La Casa del Poeta Manuel Acuña en Saltillo 1

Información: Manuel Acuña en la Ciudad de México/Marco Antonio Campos 2001.

Acuña nace en Saltillo, Coahuila el 27 de Agosto de 1849, en la casa número 218 de lo que hoy es la calle de Allende (hoy numero 394 antes de llegar a Pípila). Sus padres se habían casado dos años antes, la familia Acuña entonces (lo fue siempre) de magros recursos.

Niñez de Manuel Acuña

Acuña tomó de niño clases con un profesor particular y más tarde ingresó al Colegio Público de Saltillo o Colegio Josefino, los registros del paso de Acuña por colegios Saltillenses ilustran a un estudiante de excelencia y de “decencia y firmeza en sus costumbres” y de manera notable termina sus ciclo saltillense en 1864.
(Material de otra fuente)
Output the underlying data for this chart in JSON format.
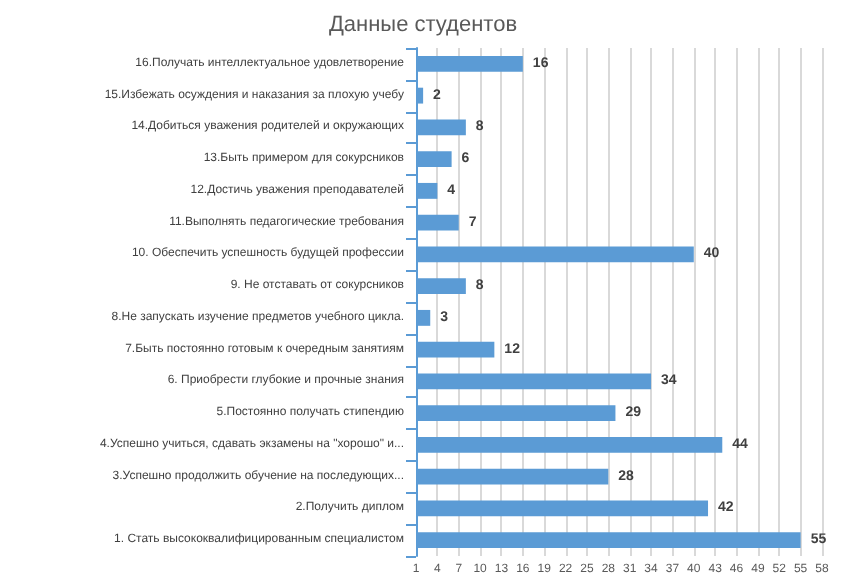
{
  "chart_data": {
    "type": "bar",
    "orientation": "horizontal",
    "title": "Данные студентов",
    "categories": [
      "16.Получать интеллектуальное удовлетворение",
      "15.Избежать осуждения и наказания за плохую учебу",
      "14.Добиться уважения родителей и окружающих",
      "13.Быть примером для сокурсников",
      "12.Достичь уважения преподавателей",
      "11.Выполнять педагогические требования",
      "10. Обеспечить успешность будущей профессии",
      "9. Не отставать от сокурсников",
      "8.Не запускать изучение предметов учебного цикла.",
      "7.Быть постоянно готовым к очередным занятиям",
      "6. Приобрести глубокие и прочные знания",
      "5.Постоянно получать стипендию",
      "4.Успешно учиться, сдавать экзамены на \"хорошо\" и...",
      "3.Успешно продолжить обучение на последующих...",
      "2.Получить диплом",
      "1. Стать высококвалифицированным специалистом"
    ],
    "values": [
      16,
      2,
      8,
      6,
      4,
      7,
      40,
      8,
      3,
      12,
      34,
      29,
      44,
      28,
      42,
      55
    ],
    "color": "#5b9bd5",
    "data_labels": true,
    "grid": "x",
    "xlim": [
      1,
      58
    ],
    "xticks": [
      1,
      4,
      7,
      10,
      13,
      16,
      19,
      22,
      25,
      28,
      31,
      34,
      37,
      40,
      43,
      46,
      49,
      52,
      55,
      58
    ]
  }
}
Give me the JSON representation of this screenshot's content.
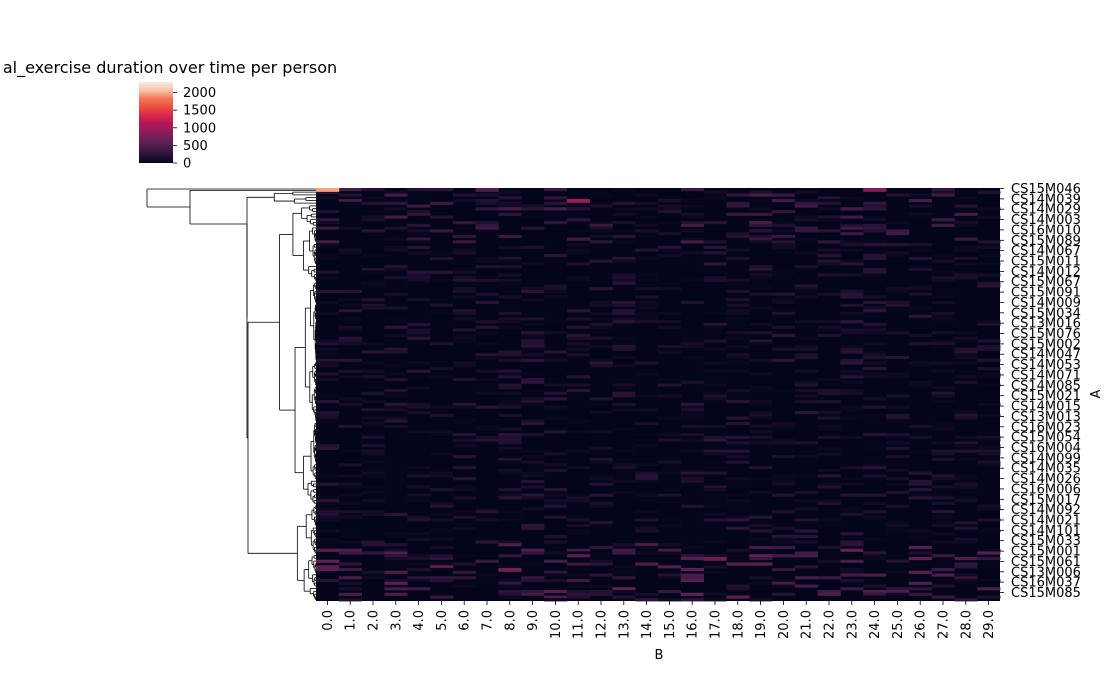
{
  "chart_data": {
    "type": "heatmap",
    "title": "al_exercise duration over time per person",
    "xlabel": "B",
    "ylabel": "A",
    "columns": [
      "0.0",
      "1.0",
      "2.0",
      "3.0",
      "4.0",
      "5.0",
      "6.0",
      "7.0",
      "8.0",
      "9.0",
      "10.0",
      "11.0",
      "12.0",
      "13.0",
      "14.0",
      "15.0",
      "16.0",
      "17.0",
      "18.0",
      "19.0",
      "20.0",
      "21.0",
      "22.0",
      "23.0",
      "24.0",
      "25.0",
      "26.0",
      "27.0",
      "28.0",
      "29.0"
    ],
    "row_labels": [
      "CS15M046",
      "CS14M039",
      "CS14M029",
      "CS14M003",
      "CS16M010",
      "CS15M089",
      "CS14M067",
      "CS15M011",
      "CS14M012",
      "CS15M067",
      "CS15M091",
      "CS14M009",
      "CS15M034",
      "CS13M016",
      "CS15M076",
      "CS15M002",
      "CS14M047",
      "CS14M053",
      "CS14M071",
      "CS14M085",
      "CS15M021",
      "CS14M015",
      "CS13M013",
      "CS16M023",
      "CS15M054",
      "CS16M004",
      "CS14M099",
      "CS14M035",
      "CS14M026",
      "CS16M006",
      "CS15M017",
      "CS14M092",
      "CS14M021",
      "CS14M101",
      "CS15M033",
      "CS15M001",
      "CS15M061",
      "CS13M006",
      "CS16M037",
      "CS15M085"
    ],
    "colorbar": {
      "ticks": [
        0,
        500,
        1000,
        1500,
        2000
      ],
      "vmin": 0,
      "vmax": 2300
    },
    "colormap": [
      "#03051a",
      "#2b1338",
      "#4c1d4b",
      "#6f1f57",
      "#951c5b",
      "#b91657",
      "#da2d49",
      "#ee5140",
      "#f47a5c",
      "#f6a07d",
      "#f8c5aa",
      "#faebdd"
    ],
    "notable_cells": [
      {
        "row": "CS15M046",
        "col": "0.0",
        "value": 1900
      },
      {
        "row": "CS15M046",
        "col": "24.0",
        "value": 700
      },
      {
        "row": "CS15M046",
        "col": "7.0",
        "value": 450
      },
      {
        "row": "CS14M039",
        "col": "11.0",
        "value": 900
      },
      {
        "row": "CS15M001",
        "col": "17.0",
        "value": 600
      },
      {
        "row": "CS15M061",
        "col": "8.0",
        "value": 650
      }
    ],
    "n_rows": 150,
    "grid": false
  }
}
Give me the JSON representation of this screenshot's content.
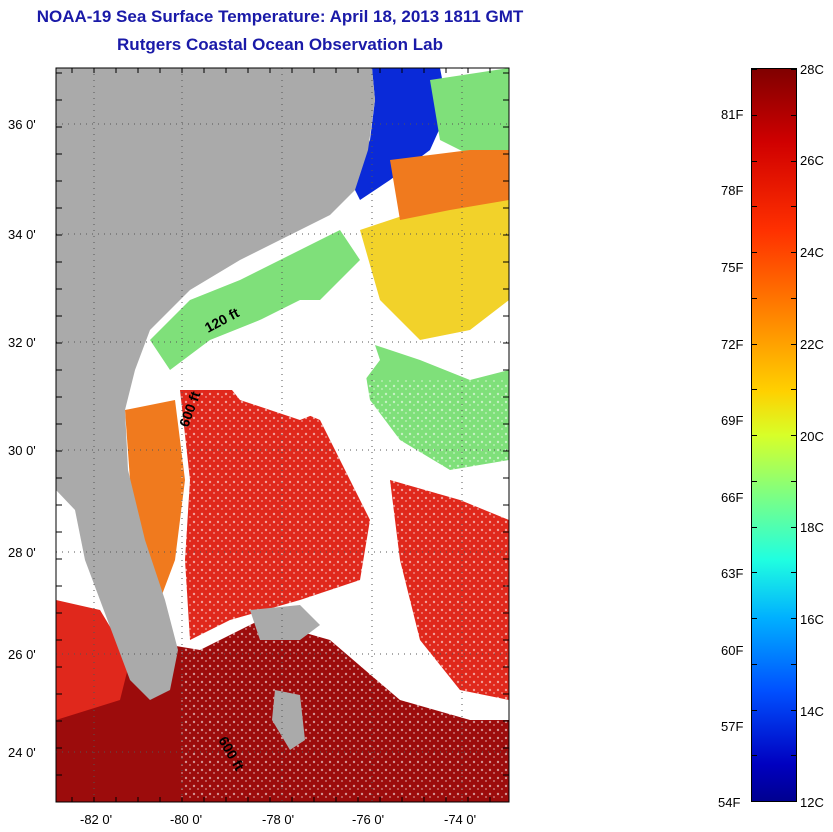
{
  "title": {
    "line1": "NOAA-19 Sea Surface Temperature:  April 18, 2013 1811 GMT",
    "line2": "Rutgers Coastal Ocean Observation Lab"
  },
  "map": {
    "lat_labels": [
      "36 0'",
      "34 0'",
      "32 0'",
      "30 0'",
      "28 0'",
      "26 0'",
      "24 0'"
    ],
    "lon_labels": [
      "-82 0'",
      "-80 0'",
      "-78 0'",
      "-76 0'",
      "-74 0'"
    ],
    "depth_labels": [
      "120 ft",
      "600 ft",
      "600 ft"
    ],
    "colors": {
      "land": "#aaaaaa",
      "no_data": "#ffffff",
      "cold": "#0a2ad8",
      "cool": "#7fe07a",
      "mild": "#f2d22a",
      "warm": "#f07a1e",
      "hot": "#e0281c",
      "hottest": "#9c0c0c"
    }
  },
  "colorbar": {
    "celsius_labels": [
      "28C",
      "26C",
      "24C",
      "22C",
      "20C",
      "18C",
      "16C",
      "14C",
      "12C"
    ],
    "fahrenheit_labels": [
      "81F",
      "78F",
      "75F",
      "72F",
      "69F",
      "66F",
      "63F",
      "60F",
      "57F",
      "54F"
    ],
    "range_c": [
      12,
      28
    ]
  }
}
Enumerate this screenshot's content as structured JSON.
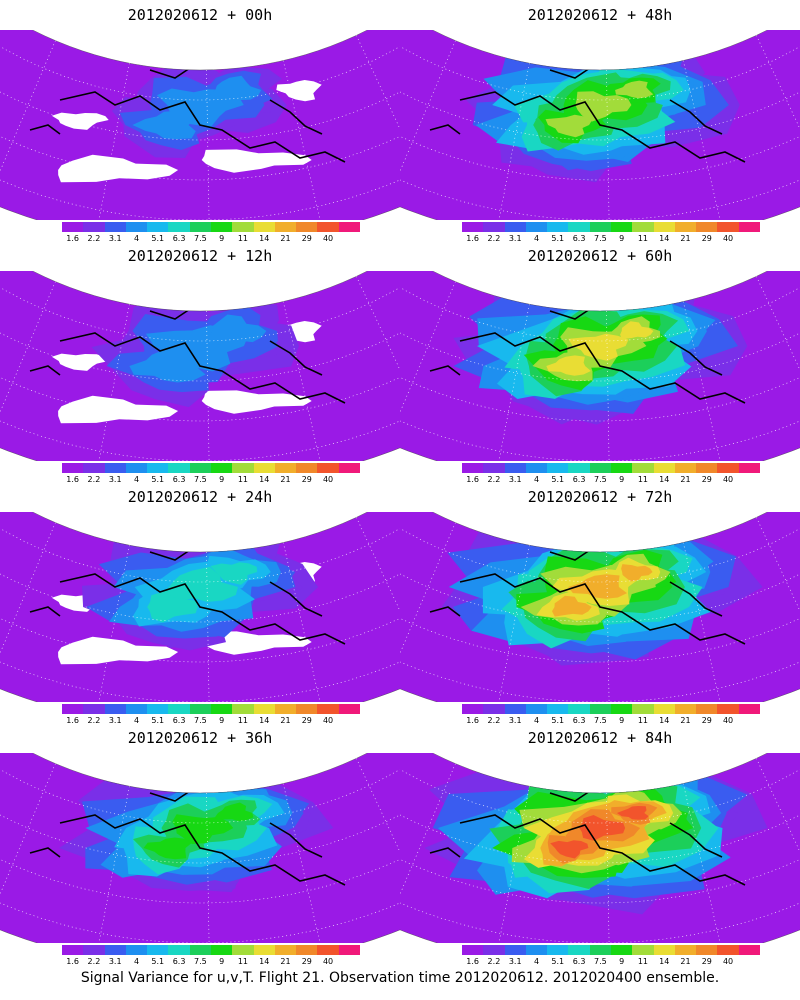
{
  "legend": {
    "colors": [
      "#9a1ae6",
      "#7a2fe8",
      "#3a5cf0",
      "#1e8ff0",
      "#18b9ee",
      "#19d7c3",
      "#1ccf5a",
      "#17d813",
      "#a2dc3a",
      "#e9dd34",
      "#f1ae2b",
      "#f0882a",
      "#f2542c",
      "#f0197a"
    ],
    "tick_labels": [
      "1.6",
      "2.2",
      "3.1",
      "4",
      "5.1",
      "6.3",
      "7.5",
      "9",
      "11",
      "14",
      "21",
      "29",
      "40"
    ]
  },
  "panels": [
    {
      "title": "2012020612 + 00h",
      "intensity": 0.1,
      "white_gaps": true
    },
    {
      "title": "2012020612 + 48h",
      "intensity": 0.65,
      "white_gaps": false
    },
    {
      "title": "2012020612 + 12h",
      "intensity": 0.25,
      "white_gaps": true
    },
    {
      "title": "2012020612 + 60h",
      "intensity": 0.72,
      "white_gaps": false
    },
    {
      "title": "2012020612 + 24h",
      "intensity": 0.4,
      "white_gaps": true
    },
    {
      "title": "2012020612 + 72h",
      "intensity": 0.8,
      "white_gaps": false
    },
    {
      "title": "2012020612 + 36h",
      "intensity": 0.52,
      "white_gaps": false
    },
    {
      "title": "2012020612 + 84h",
      "intensity": 0.9,
      "white_gaps": false
    }
  ],
  "caption": "Signal Variance for u,v,T. Flight 21. Observation time 2012020612. 2012020400 ensemble."
}
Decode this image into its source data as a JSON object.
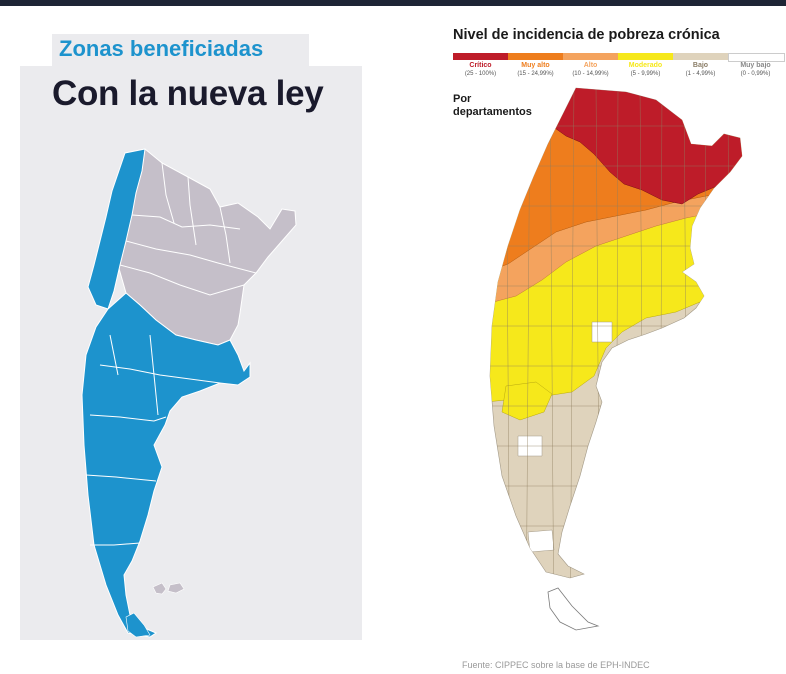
{
  "left": {
    "title": "Zonas beneficiadas",
    "subtitle": "Con la nueva ley",
    "colors": {
      "benefited": "#1d93cd",
      "other": "#c5bfc9",
      "background": "#ebebee"
    }
  },
  "right": {
    "title": "Nivel de incidencia de pobreza crónica",
    "subtitle_line1": "Por",
    "subtitle_line2": "departamentos",
    "legend": [
      {
        "label": "Crítico",
        "range": "(25 - 100%)",
        "color": "#be1c29"
      },
      {
        "label": "Muy alto",
        "range": "(15 - 24,99%)",
        "color": "#ee7d1d"
      },
      {
        "label": "Alto",
        "range": "(10 - 14,99%)",
        "color": "#f4a35e"
      },
      {
        "label": "Moderado",
        "range": "(5 - 9,99%)",
        "color": "#f6e81b"
      },
      {
        "label": "Bajo",
        "range": "(1 - 4,99%)",
        "color": "#dfd3bc"
      },
      {
        "label": "Muy bajo",
        "range": "(0 - 0,99%)",
        "color": "#ffffff"
      }
    ],
    "source": "Fuente: CIPPEC sobre la base de EPH-INDEC"
  }
}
Viajó a fines de diciembre o principios de enero a la capital de la república. Lo acompañan Antonio García Carrillo y Blas Rodríguez, desde su arribo, cuando se inscribe en el Colegio de San Idelfonso, Acuña jamás volvió a Saltillo. Acuña vivió todo el tiempo en la ciudad de México a la buena de Dios y olvidado de la Magnifica. Al principio recibía algún dinero del padre pero desde 1871, luego de la muerte de éste, se recorta el subsidio familiar.

Francisco Castillo Nájera refiere que de 1865 a 1871 antes de mudarse al cuarto 13 de la Escuela de Medicina, el poeta moró en el ex convento de Santa Brígida.

Según Juan de Dios Peza en sus memorias, Acuña moró en el cuarto número 13 del patio de los, naranjos de la Escuela de Medicina, al parecer llegó a mediados de 1871, luego de la muerte del padre.

Escribe Peza en sus memorias que el cuarto de Acuña era escueto y sombrío. Daba la Imagen de una pobreza extrema. Había un catre con colchón raído cubierto por un sarape Saltillense, un buró en la cabecera, una mesa desvencijada color azul pálido, tres sillones en el abandono y un librero hecho de cajones con tres tablas largas.

La mañana del 6 de Diciembre de 1873 Acuña se levantó tarde, arregló el cuarto, fue a tomarse un baño, regresó al mediodía al cuarto, y acaso como sugiere Peza, escribe el mensaje final con mano segura:

“Lo de menos era entrar en detalles sobre la causa de mi muerte; pero no creo que le importe a ninguno; basta con saber que nadie más que yo mismo es el culpable. Diciembre 6 de 1873-Manuel Acuña”.

La voluntad suicida de Acuña era tan seria y definida que no parece haber titubeado un solo instante para llevarla a la práctica. Bebió una sobre dosis de cianuro.